Do 26. Jun 2025, 10:24

Forbitten hat geschrieben :
Do 26. Jun 2025, 10:13
Und mit der Evolutionstheorie lässt sich ein solches Phänomen, warum wir Menschen in der Lage sind, Begriffe zu verbessern', nicht erklären.
Ja, natürlich nicht.
Forbitten hat geschrieben :
Do 26. Jun 2025, 10:13
Auch stellt sich die Frage, inwiefern die Evolutionstheorie unsere Kunst und unsere Art, Kunst zu begreifen, erklären könnte.

Da sind wir dann am Ende 'nur' bei Freud's Kulturbegriff, also "Sublimierung", etc.
Und da müsste man Dich mal fragen, inwiefern das ausreicht, als Erklärung.
Es gibt – soweit ich weiß – tatsächlich Versuche, Ästhetik und Kunst auch evolutionär zu deuten. Ich bezweifle allerdings, dass sich damit Duchamps Pissoir, Magritts Pfeife oder aktuelle „artivistische“ Strömungen angemessen erfassen lassen.

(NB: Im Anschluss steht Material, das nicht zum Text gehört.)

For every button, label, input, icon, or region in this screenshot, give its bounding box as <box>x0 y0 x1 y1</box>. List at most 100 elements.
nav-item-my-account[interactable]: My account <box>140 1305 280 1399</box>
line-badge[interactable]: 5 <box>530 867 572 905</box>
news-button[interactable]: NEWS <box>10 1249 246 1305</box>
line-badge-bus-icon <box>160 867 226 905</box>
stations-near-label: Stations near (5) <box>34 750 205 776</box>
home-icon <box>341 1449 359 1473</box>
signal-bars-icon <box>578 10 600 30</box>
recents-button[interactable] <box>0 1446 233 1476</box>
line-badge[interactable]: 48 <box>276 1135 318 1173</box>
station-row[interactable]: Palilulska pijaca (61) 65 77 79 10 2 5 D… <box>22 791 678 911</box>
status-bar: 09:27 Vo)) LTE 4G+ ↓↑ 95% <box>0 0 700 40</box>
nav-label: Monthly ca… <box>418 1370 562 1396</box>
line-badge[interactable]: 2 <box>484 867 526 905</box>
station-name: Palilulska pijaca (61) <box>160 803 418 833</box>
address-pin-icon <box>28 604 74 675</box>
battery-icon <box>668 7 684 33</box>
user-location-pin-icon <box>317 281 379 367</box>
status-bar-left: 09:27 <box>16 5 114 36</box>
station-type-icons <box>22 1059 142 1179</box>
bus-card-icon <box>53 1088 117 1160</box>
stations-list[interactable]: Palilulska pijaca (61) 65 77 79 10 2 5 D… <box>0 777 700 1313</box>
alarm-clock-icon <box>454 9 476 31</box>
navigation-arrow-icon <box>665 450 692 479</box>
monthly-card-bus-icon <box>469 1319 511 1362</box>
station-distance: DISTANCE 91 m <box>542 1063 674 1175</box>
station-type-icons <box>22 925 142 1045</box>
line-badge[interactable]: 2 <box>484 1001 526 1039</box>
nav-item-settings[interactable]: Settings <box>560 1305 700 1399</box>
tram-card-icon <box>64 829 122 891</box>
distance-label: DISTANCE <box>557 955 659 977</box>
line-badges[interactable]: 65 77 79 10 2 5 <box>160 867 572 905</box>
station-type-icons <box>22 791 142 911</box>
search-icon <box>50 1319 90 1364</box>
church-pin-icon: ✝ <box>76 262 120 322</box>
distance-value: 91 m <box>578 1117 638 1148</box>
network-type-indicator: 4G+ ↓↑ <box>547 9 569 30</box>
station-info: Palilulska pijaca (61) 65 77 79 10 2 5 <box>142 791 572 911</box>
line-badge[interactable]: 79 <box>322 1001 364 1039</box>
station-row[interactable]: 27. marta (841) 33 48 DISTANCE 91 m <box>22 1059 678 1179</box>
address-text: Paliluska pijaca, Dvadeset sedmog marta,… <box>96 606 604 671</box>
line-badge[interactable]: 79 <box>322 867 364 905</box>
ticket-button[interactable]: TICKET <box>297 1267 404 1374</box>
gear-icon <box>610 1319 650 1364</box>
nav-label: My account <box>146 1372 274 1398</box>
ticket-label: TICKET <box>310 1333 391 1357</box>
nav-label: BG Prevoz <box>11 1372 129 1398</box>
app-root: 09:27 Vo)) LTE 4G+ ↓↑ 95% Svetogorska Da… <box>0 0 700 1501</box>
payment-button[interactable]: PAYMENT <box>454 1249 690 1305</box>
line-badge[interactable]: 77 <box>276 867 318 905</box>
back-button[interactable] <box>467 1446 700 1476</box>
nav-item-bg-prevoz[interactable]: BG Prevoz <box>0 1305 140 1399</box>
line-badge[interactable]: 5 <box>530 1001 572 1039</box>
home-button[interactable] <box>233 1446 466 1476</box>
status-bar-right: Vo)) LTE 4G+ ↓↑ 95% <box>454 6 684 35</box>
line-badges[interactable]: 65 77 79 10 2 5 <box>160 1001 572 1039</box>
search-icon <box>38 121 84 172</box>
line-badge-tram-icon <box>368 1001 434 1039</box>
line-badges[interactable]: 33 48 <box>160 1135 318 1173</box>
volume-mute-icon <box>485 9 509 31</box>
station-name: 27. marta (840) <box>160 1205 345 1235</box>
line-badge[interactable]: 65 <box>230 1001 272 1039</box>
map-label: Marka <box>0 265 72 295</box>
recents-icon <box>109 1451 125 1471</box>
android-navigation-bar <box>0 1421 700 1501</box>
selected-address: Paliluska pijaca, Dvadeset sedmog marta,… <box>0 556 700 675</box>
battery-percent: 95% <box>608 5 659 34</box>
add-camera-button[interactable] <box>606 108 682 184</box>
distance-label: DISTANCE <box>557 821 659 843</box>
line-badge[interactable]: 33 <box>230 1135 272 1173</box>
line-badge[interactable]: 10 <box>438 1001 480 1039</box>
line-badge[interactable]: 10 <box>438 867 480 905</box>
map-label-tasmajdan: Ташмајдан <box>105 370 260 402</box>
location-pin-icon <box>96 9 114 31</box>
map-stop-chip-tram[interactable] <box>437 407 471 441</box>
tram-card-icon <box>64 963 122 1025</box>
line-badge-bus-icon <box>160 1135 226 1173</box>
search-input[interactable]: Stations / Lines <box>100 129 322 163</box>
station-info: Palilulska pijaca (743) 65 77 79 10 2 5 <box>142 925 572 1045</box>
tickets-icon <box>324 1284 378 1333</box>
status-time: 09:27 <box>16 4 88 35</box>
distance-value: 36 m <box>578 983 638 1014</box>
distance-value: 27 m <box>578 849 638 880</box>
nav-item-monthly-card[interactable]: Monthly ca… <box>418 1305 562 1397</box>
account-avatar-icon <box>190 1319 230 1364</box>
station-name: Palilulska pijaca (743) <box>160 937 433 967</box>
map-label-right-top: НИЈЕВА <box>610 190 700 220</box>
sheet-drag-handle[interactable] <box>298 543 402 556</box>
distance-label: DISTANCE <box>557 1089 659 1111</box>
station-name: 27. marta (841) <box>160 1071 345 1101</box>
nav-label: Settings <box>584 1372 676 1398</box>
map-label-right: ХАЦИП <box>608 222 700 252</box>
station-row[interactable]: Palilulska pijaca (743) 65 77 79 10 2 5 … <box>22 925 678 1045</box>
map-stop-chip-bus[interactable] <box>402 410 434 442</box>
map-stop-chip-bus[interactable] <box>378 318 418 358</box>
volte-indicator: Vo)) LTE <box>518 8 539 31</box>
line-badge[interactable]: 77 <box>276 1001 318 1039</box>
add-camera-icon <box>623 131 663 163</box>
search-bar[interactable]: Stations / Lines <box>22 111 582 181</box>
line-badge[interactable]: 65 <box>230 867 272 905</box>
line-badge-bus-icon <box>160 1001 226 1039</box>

Ich glaube vielmehr, dass es umgekehrt ist: Solche Kunst lässt sich nicht sinnvoll allein aus der Biologie des Menschen heraus erklären – vielmehr versteht man den Menschen nur, wenn man solche Kunst als anthropologische Konstante betrachtet. Hier fragt der Mensch nach sich selbst bzw. macht sich Bilder von sich selbst – und er hört nicht auf, sich selbst die verschiedensten Antworten zu geben, bzw. Bilder auszumalen. Weil er eben jenes Tier ist, das nach sich selbst und seinem Platz in der Wirklichkeit fragt. Mit anderen Worten: Wer die Geistigkeit des Menschen nicht in den Blick nimmt – die natürlich eng mit seiner biologischen Realität verwoben ist –, bekommt den Untersuchungsgegenstand gar nicht erst in den Blick.




Quk

Do 26. Jun 2025, 13:33

Moralische Macht ist auch eine Macht.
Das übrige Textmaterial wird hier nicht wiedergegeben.